C’est cela, la force et le génie d’Alfred Hitchcock.
2ème prix : Azilys Tanneau, 20 ans
1 accréditation pour le Festival
J’ai 20 ans, et c’est à 20 ans que j’ai rencontré Andreï Tarkovski. Peut-être que cela ne pouvait pas se faire autrement, et sûrement que l’attente en a valu la peine, que la patience vient toujours à être récompensée. J’ai 20 ans et je crois sentir que je l’ai choisi lui que je ne connais pas, lui qui ne vit plus mais qui a fixé un peu de lui dans des films, ces morceaux de temps impérissables, sauvés, je crois sentir que je l’ai choisi lui pour m’accompagner dans la vie, main chaude sur l’épaule, présence réconfortante que l’on sent dans son dos et qui pousse, qui pousse. Me préparer à ma mort, labourer et irriguer mon âme, la rendre capable de se retourner vers le bien, comme il l’avait prescrit. Les films, ils aident à vivre, même si parfois, c’est sûr, ils nous rendent un peu tristes.

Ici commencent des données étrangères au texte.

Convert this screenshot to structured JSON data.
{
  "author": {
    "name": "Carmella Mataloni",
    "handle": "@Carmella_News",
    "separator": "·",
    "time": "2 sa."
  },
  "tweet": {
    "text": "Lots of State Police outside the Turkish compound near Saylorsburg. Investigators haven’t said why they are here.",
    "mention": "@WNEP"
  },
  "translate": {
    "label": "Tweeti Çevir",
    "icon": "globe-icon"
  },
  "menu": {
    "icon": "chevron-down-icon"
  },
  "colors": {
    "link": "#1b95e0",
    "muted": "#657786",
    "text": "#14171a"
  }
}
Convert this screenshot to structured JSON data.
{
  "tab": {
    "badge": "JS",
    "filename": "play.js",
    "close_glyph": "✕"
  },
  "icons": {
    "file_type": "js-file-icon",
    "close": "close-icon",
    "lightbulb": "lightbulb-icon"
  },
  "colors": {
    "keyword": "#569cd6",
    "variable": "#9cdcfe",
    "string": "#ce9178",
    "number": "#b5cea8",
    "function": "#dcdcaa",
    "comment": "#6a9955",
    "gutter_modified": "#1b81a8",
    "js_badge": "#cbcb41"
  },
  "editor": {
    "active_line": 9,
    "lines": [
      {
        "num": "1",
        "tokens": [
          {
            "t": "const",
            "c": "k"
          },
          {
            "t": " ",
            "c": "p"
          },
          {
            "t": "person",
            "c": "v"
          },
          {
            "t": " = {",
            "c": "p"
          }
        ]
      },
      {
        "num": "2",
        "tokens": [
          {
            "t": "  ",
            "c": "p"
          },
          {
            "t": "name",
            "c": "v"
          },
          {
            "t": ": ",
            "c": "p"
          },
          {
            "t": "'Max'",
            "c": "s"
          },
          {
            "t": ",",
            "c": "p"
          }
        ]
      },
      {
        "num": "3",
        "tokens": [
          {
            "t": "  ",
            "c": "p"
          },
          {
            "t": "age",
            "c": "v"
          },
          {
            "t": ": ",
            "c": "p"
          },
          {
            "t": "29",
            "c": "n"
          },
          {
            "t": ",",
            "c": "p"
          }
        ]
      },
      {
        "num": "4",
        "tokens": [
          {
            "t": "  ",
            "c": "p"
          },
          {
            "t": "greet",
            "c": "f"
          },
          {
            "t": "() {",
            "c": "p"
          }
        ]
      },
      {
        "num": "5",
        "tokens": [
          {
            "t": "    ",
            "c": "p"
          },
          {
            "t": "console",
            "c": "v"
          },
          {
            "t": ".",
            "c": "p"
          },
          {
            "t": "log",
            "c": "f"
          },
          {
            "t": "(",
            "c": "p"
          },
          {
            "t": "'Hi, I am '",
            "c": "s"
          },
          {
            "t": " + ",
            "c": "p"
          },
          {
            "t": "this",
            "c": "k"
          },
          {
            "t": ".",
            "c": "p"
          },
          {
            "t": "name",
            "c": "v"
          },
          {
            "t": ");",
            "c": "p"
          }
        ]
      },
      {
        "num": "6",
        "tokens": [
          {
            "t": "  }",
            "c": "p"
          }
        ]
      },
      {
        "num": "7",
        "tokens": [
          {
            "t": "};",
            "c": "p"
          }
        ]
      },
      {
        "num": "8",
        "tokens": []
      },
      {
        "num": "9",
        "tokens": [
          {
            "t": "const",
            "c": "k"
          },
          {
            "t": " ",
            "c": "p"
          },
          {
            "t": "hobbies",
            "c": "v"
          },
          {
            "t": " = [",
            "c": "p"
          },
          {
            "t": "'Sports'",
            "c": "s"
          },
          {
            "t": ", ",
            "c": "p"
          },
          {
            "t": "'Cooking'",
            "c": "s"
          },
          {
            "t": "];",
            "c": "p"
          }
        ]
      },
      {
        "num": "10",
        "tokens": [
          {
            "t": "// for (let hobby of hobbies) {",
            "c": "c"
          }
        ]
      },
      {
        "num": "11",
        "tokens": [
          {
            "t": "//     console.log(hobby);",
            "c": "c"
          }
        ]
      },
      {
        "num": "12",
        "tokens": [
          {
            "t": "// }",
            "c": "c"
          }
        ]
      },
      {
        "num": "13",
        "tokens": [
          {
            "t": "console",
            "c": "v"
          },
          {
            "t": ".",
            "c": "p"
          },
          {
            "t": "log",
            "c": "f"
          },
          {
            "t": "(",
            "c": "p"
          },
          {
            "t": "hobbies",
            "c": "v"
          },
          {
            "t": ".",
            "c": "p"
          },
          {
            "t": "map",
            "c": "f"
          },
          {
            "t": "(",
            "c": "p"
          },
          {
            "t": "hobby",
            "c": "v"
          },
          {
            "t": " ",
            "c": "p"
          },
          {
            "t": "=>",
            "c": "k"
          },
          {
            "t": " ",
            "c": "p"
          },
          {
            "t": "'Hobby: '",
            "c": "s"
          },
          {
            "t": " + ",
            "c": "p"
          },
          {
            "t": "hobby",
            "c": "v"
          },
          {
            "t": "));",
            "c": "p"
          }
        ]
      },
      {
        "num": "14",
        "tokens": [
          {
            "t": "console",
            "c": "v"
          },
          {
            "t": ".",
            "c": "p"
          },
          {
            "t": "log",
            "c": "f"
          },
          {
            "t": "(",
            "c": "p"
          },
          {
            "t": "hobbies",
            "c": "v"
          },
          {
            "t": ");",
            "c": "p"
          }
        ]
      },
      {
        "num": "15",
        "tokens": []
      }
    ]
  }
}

Quand la vie va trop vite et que le sens me manque, comme un ami absent, que je sens des forces me pousser à acheter et à tout vouloir vite, et qu’il se creuse au cœur comme un énorme vide, comme il est bon de s’assoir un instant et contempler, penser, ressentir au plus profond, un film de Tarkovski. Comme une enfant perdu, j’aime parfois venir m’agenouiller auprès de l’écran et, comme une enfant perdu, rechercher une réplique, une image, une sensation, comme si je rechercherais la main de ma mère pour m’y blottir. Comme dans la Chambre de Stalker, le lieu dans la Zone où se réfugier quand il n’y a plus rien à espérer. Qu’est-ce que je désire vraiment ? Quel sens donner à ma vie ? Existe-t-il même un sens ? Pourquoi le temps me fait-il aussi peur ? Est-on bien sûrs de ce qu’est la mort ? Des questions, des questions seulement, comme des cadeaux spirituels, auxquelles nul ne pourra répondre, et il semble nous dire : heureusement. Si le mystère est percé, alors la vie n’a plus de sens.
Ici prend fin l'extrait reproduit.